Land at Natland Mill Beck Lane, Kendal, Cumbria: Heritage Assessment
Greenlane Archaeology was commissioned to carry out a heritage assessment as part of a planning application relating to the development of land at Natland Mill Beck Lane, Kendal, Cumbria. The site largely comprises an area of pasture to the south of Kendal, divided by Natland Beck. Early maps show that the beck formed the boundary between the townships of Kendal to the north and Natland to the south and that the area was therefore somewhat peripheral to both. It had clearly taken its current form by the early 19th century, and was of historic interest for a number of reasons. Firstly, its peripheral location meant that it was close to the site of the gallows belonging to Kendal, which were most likely situated in a field just to the west of the proposed development area.

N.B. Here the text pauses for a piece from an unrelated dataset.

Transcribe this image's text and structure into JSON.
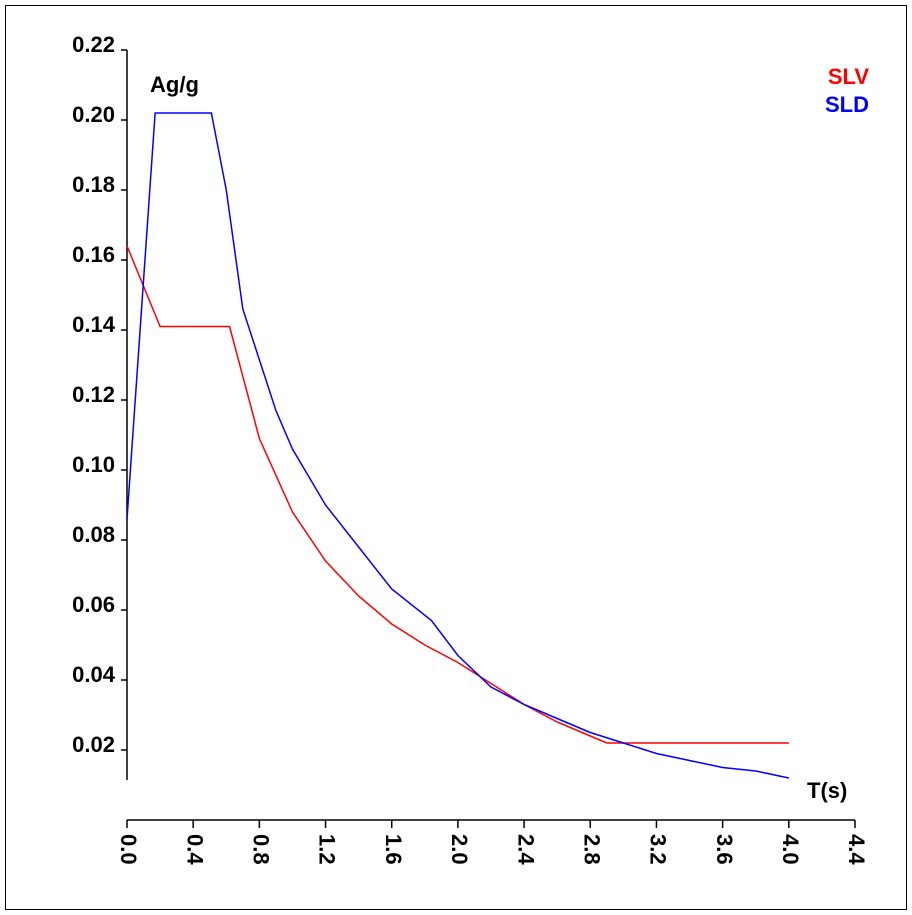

Secondly, it was the location of a number of important industrial sites, initially a water mill of medieval origin, the leat for which ran along the southern edge of the proposed development area and part of which ran through the south-west corner, and later an 18th century bloomforge. The site is also in close proximity to the Lancaster to Kendal Canal, which began construction in the 1790s and was completed in 1819. The heritage assessment identified 13 sites of archaeological interest within the study area all of which were of medieval or post-medieval date.
The full report will be made available on the Archaeology Data Service website.